Was ist das für eine Logik! Soll sich die Innovation nach dem a)-Teil einer heutigen Abi-Aufgabe richten, einer Aufgabe, die meistens von gestern und gestern von vorgestern übernommen wurde? Ganz zu schweigen davon, daß wir an den Gymnasien wohl nicht dazu verpflichtet sind, einem Schüler die Studierfähigkeit zu bescheinigen, sobald er nur eine Funktion zweimal ableiten kann.

Lassen Sie uns doch die Argumentation vom Kopf auf die Füße stellen! Tatsache ist doch (und das wird inzwischen von fast allen akzeptiert, die sich ausreichend mit der Materie beschäftigt haben), daß wir einen Innovationsschub ungeahnten Ausmaßes bekommen werden, wenn die Hardware-Entwicklung, die Entwicklung der CASe und die Verbreitung der Telekommunikation in den nächsten fünf Jahren ihre Wirkung zeigen. Ich bin Herrn Koller dankbar für die gelungene Darstellung der Inhalte und Methoden, die von einem CAS ''bedroht'' sind. Es reicht eben nicht aus, schlicht zu sagen ''alle!''. Man muß sich das immer wieder im einzelnen klar machen, was das heißt: alle. Wir müssen vor allem die Extrapolation wagen oder -- etwas pathetischer -- die Vision. Lassen Sie mich deshalb meine Erfahrungen mit CASen in ein paar Sätzen skizzieren; man kann es wie gesagt nicht oft genug erzählen und nicht drastisch genug schildern.

Vor etwa fünfzehn Jahren habe ich zum ersten Mal mit einem CAS gearbeitet. Es hieß damals REDUCE und war in LISP geschrieben. Der Geburtsort von CASen ist die Hochenergiephysik, denn man wollte dort schon immer die Berechnung von Wirkungsquerschnitten automatisieren. Man kann also REDUCE die Bestandteile eines Feynmangraphen eingeben (äußere Linien, innere Linien und Vertices) und bekommt die fertige Formel (z.B. in FORTRAN), die man von Hand nicht berechnen könnte, weil sie über fünf DIN-A-4 Seiten geht oder mehr. Die Programme wurden damals von Lochkarten eingelesen, und man mußte im batch-Betrieb etwa einen halben Tag warten, bis man das Ergebnis hatte -- ein simpler Tippfehler konnte also einen halben Tag kosten. Dem Plotter konnte man zusehen, wenn er mit der Feder gemächlicher das Papier fuhr ... Trotzdem war das damals ein Wunder, denn es funktionierte prinzipiell: man hatte die Maschine zum Denken gebracht und nicht nur zum Arbeiten. Aber ich muß gestehen, daß ich damals selbst noch nicht konsequent weiterdachte. Das war eben die Physik, die ich für die Uni machte -- mit der Schule hatte das nicht viel zu tun. In ferner Zukunft vielleicht einmal, wer weiß das schon.

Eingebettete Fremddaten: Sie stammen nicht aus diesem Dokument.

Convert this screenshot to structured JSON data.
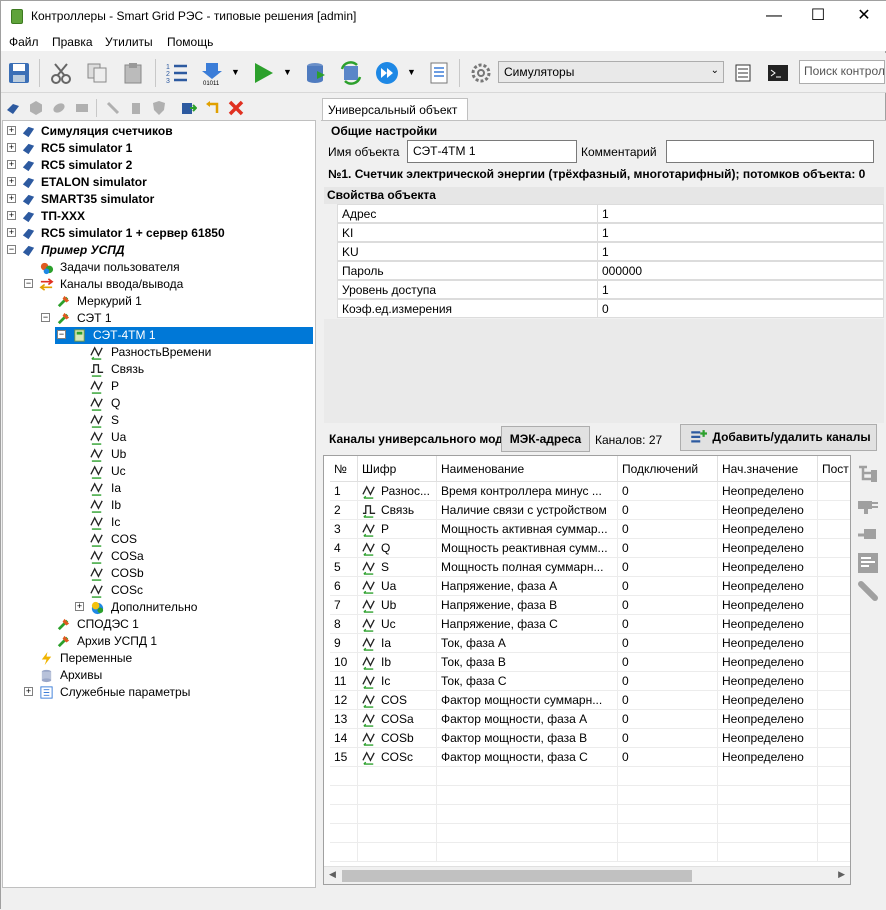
{
  "window": {
    "title": "Контроллеры - Smart Grid РЭС - типовые решения [admin]"
  },
  "menu": [
    "Файл",
    "Правка",
    "Утилиты",
    "Помощь"
  ],
  "toolbar": {
    "simulators_value": "Симуляторы",
    "search_placeholder": "Поиск контроллер"
  },
  "tree": [
    {
      "label": "Симуляция счетчиков",
      "style": "bold"
    },
    {
      "label": "RC5 simulator 1",
      "style": "bold"
    },
    {
      "label": "RC5 simulator 2",
      "style": "bold"
    },
    {
      "label": "ETALON simulator",
      "style": "bold"
    },
    {
      "label": "SMART35 simulator",
      "style": "bold"
    },
    {
      "label": "ТП-XXX",
      "style": "bold"
    },
    {
      "label": "RC5 simulator 1 + сервер 61850",
      "style": "bold"
    },
    {
      "label": "Пример УСПД",
      "style": "bold-italic"
    },
    {
      "label": "Задачи пользователя"
    },
    {
      "label": "Каналы ввода/вывода"
    },
    {
      "label": "Меркурий 1"
    },
    {
      "label": "СЭТ 1"
    },
    {
      "label": "СЭТ-4ТМ 1"
    },
    {
      "label": "РазностьВремени"
    },
    {
      "label": "Связь"
    },
    {
      "label": "P"
    },
    {
      "label": "Q"
    },
    {
      "label": "S"
    },
    {
      "label": "Ua"
    },
    {
      "label": "Ub"
    },
    {
      "label": "Uc"
    },
    {
      "label": "Ia"
    },
    {
      "label": "Ib"
    },
    {
      "label": "Ic"
    },
    {
      "label": "COS"
    },
    {
      "label": "COSa"
    },
    {
      "label": "COSb"
    },
    {
      "label": "COSc"
    },
    {
      "label": "Дополнительно"
    },
    {
      "label": "СПОДЭС 1"
    },
    {
      "label": "Архив УСПД 1"
    },
    {
      "label": "Переменные"
    },
    {
      "label": "Архивы"
    },
    {
      "label": "Служебные параметры"
    }
  ],
  "tab": {
    "label": "Универсальный объект"
  },
  "general": {
    "title": "Общие настройки",
    "name_label": "Имя объекта",
    "name_value": "СЭТ-4ТМ 1",
    "comment_label": "Комментарий",
    "comment_value": "",
    "info": "№1. Счетчик электрической энергии (трёхфазный, многотарифный); потомков объекта: 0"
  },
  "props": {
    "title": "Свойства объекта",
    "rows": [
      {
        "key": "Адрес",
        "value": "1"
      },
      {
        "key": "KI",
        "value": "1"
      },
      {
        "key": "KU",
        "value": "1"
      },
      {
        "key": "Пароль",
        "value": "000000"
      },
      {
        "key": "Уровень доступа",
        "value": "1"
      },
      {
        "key": "Коэф.ед.измерения",
        "value": "0"
      }
    ]
  },
  "channels": {
    "label": "Каналы универсального модуля",
    "iec_button": "МЭК-адреса",
    "count_text": "Каналов: 27",
    "add_button": "Добавить/удалить каналы",
    "columns": [
      "№",
      "Шифр",
      "Наименование",
      "Подключений",
      "Нач.значение",
      "Пост"
    ],
    "rows": [
      [
        "1",
        "Разнос...",
        "Время контроллера минус ...",
        "0",
        "Неопределено",
        "wave"
      ],
      [
        "2",
        "Связь",
        "Наличие связи с устройством",
        "0",
        "Неопределено",
        "pulse"
      ],
      [
        "3",
        "P",
        "Мощность активная суммар...",
        "0",
        "Неопределено",
        "wave"
      ],
      [
        "4",
        "Q",
        "Мощность реактивная сумм...",
        "0",
        "Неопределено",
        "wave"
      ],
      [
        "5",
        "S",
        "Мощность полная суммарн...",
        "0",
        "Неопределено",
        "wave"
      ],
      [
        "6",
        "Ua",
        "Напряжение, фаза A",
        "0",
        "Неопределено",
        "wave"
      ],
      [
        "7",
        "Ub",
        "Напряжение, фаза B",
        "0",
        "Неопределено",
        "wave"
      ],
      [
        "8",
        "Uc",
        "Напряжение, фаза C",
        "0",
        "Неопределено",
        "wave"
      ],
      [
        "9",
        "Ia",
        "Ток, фаза A",
        "0",
        "Неопределено",
        "wave"
      ],
      [
        "10",
        "Ib",
        "Ток, фаза B",
        "0",
        "Неопределено",
        "wave"
      ],
      [
        "11",
        "Ic",
        "Ток, фаза C",
        "0",
        "Неопределено",
        "wave"
      ],
      [
        "12",
        "COS",
        "Фактор мощности суммарн...",
        "0",
        "Неопределено",
        "wave"
      ],
      [
        "13",
        "COSa",
        "Фактор мощности, фаза A",
        "0",
        "Неопределено",
        "wave"
      ],
      [
        "14",
        "COSb",
        "Фактор мощности, фаза B",
        "0",
        "Неопределено",
        "wave"
      ],
      [
        "15",
        "COSc",
        "Фактор мощности, фаза C",
        "0",
        "Неопределено",
        "wave"
      ]
    ]
  }
}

Heute weiß ich es. Heute habe ich solche Programme auf meinem PC, und das Wunder, auf das man gestern einen halben Tag warten mußte, kann ich heute in einer halben Minute auf den Bildschirm zaubern, hochaufgelöst und in Farbe und interaktiv manipulierbar. Aber das kann natürlich nicht nur ich, das kann jeder 11.-Klässler. Deshalb mache ich kein zweites Mal den Fehler, den ich vor fünfzehn Jahren gemacht habe, und versuche konsequent weiterzudenken: wie wird es in fünfzehn Jahren aussehen, wenn wir das alles extrapolieren -- exponentiell natürlich?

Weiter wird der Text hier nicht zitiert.